Protein domain prediction (for over 17000+ types of protein strings)
Download the data from kaggle and place it in a
folder.
It's expected that the folder structure is as follows:
--data_dir = "data/random_split"
data
├── random_split
│ ├── dev
│ ├── test
│ ├── train
Download the language encoder from here and place
it in a folder.
--lang_params = "path/to/lang_params/sample.pickle"
Download any model checkpoint and put them in a folder. You can then specify the parameters as follows in scripts.
--model_checkpoint = "path/to/model_weights/sample.ckpt"
--lang_params = "path/to/lang_params/sample.pickle"
# and so on...
Models | Download link (weights) | test accuracy |
---|---|---|
Default ProtoCNN | link | 87.46% |
Default ProtoCNN + hyperparameter tuning | link | 90.08% |
Custom Model (more details in Model Specification) | link | 92.31% |
docker build . -t instadeep:latest
# CPU only
docker run --rm -it --entrypoint bash instadeep:latest
# GPU
docker run --rm -it --entrypoint bash --gpus=all instadeep:latest
python src/visualizations/visualize.py --data_dir data/random_split --save_path reports/data_visualizations --partition "train"

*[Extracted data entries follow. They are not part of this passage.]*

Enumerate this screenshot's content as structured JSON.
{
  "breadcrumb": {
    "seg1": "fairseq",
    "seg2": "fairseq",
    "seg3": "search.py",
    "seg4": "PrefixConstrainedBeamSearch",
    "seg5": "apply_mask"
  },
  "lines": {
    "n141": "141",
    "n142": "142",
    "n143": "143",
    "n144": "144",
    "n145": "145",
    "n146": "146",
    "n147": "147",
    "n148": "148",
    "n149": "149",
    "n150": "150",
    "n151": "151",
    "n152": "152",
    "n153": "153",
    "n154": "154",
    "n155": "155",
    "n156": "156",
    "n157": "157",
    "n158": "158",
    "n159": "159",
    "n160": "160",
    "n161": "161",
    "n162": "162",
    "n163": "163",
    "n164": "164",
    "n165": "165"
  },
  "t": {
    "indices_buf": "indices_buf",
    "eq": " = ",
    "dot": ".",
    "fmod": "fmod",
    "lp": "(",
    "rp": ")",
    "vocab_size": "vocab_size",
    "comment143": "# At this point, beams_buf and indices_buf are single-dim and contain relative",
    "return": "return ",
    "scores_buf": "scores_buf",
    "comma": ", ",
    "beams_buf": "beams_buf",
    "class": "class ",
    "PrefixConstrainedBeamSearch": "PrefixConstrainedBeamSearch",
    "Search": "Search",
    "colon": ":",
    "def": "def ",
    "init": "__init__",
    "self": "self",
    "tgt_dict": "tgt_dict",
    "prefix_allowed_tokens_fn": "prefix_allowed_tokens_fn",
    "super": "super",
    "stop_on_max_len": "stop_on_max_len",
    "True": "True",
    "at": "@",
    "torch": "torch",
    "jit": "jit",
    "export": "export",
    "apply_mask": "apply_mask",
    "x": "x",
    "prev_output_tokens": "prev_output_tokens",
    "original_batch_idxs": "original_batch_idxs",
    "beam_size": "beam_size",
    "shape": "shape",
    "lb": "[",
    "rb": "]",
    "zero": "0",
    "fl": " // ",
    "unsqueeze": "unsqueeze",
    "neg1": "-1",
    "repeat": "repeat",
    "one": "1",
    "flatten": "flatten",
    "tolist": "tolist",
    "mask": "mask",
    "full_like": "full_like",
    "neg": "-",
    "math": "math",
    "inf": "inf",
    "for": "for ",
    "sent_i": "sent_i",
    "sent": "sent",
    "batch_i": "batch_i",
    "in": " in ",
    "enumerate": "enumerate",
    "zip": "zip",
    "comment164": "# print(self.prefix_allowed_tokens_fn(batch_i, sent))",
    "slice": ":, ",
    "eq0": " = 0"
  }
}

Many other options are available as well, pl see python src/visualizations/visualize.py --help
(Note: batch_size needs to be much smaller on CPU (bs=1). To use GPU use the --gpu flag.)

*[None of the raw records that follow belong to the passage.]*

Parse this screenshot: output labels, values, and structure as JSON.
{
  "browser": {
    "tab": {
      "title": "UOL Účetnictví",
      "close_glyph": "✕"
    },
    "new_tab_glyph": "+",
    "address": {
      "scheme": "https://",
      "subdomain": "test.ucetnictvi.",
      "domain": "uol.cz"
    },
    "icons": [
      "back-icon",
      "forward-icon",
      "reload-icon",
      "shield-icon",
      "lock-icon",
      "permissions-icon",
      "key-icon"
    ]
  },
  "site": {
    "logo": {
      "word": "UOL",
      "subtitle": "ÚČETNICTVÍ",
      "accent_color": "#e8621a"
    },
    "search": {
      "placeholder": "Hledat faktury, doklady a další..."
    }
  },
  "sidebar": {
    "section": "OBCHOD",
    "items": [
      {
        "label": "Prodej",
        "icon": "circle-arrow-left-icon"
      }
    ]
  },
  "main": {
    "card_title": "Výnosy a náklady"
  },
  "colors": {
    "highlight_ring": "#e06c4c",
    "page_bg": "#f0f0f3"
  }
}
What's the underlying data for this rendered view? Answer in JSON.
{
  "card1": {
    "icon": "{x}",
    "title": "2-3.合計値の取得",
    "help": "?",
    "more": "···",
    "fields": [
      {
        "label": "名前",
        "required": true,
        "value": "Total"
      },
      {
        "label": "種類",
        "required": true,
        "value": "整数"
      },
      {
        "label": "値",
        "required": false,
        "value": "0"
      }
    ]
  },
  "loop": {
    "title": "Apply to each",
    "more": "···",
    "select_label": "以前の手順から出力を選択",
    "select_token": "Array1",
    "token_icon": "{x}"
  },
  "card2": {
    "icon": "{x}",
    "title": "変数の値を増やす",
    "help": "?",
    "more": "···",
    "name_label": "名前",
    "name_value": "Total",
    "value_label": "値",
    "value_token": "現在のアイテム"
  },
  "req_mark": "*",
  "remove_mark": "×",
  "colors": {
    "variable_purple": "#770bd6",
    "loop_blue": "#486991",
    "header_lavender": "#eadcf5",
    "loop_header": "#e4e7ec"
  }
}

python src/train.py --batch_size=256
Many other options are available as well, pl see python src/train.py --help
python src/visualizations/visualize_training_vals.py --metrics_file "path/to/file/sample.csv" --save_path "path/to/folder"
Many other options are available as well, pl see python src/visualizations/visualize.py --help
python src/predict.py --input_seq="Protein_seq" --model_checkpoint="lightning_logs/version_10/checkpoints/epoch=2-step=12738.ckpt"
Many other options are available as well, pl see python src/predict.py --help
python src/evaluate.py --gpu --model_checkpoint="lightning_logs/version_10/checkpoints/epoch=2-step=12738.ckpt" --test_set_dir="data/random_split/test"
Many other options are available as well, pl see python src/evaluate.py --help
(Tested on Python version 3.10.13)
# Install requirements (python 3.10)
pip install -r requirements.txt
# Export python path
export PYTHONPATH="${PYTHONPATH}:full/path/to/the/folder/Instadeep_takehome/"
"""Run any of the above commands now."""
We will be using pytest for this.
# Run tests
coverage run -m pytest src/tests/
# Generate coverage report
coverage report -m
# Run tensorboard by locating the tf_events file.
tensorboard --logdir=path/to/tensorboard/folder/sample_folder
- I modified the architecture of the model by increasing the residual blocks, adding convolutional layers, increasing layer sizes and changing the input and output channels and made other small changes.
- The model architecture is as follows: default proto_cNN (left), modified bigger model (right)
- Note: To run the bigger model we'll have to do more changes like changes to the class ProtoCNN as well. It won't work out of box.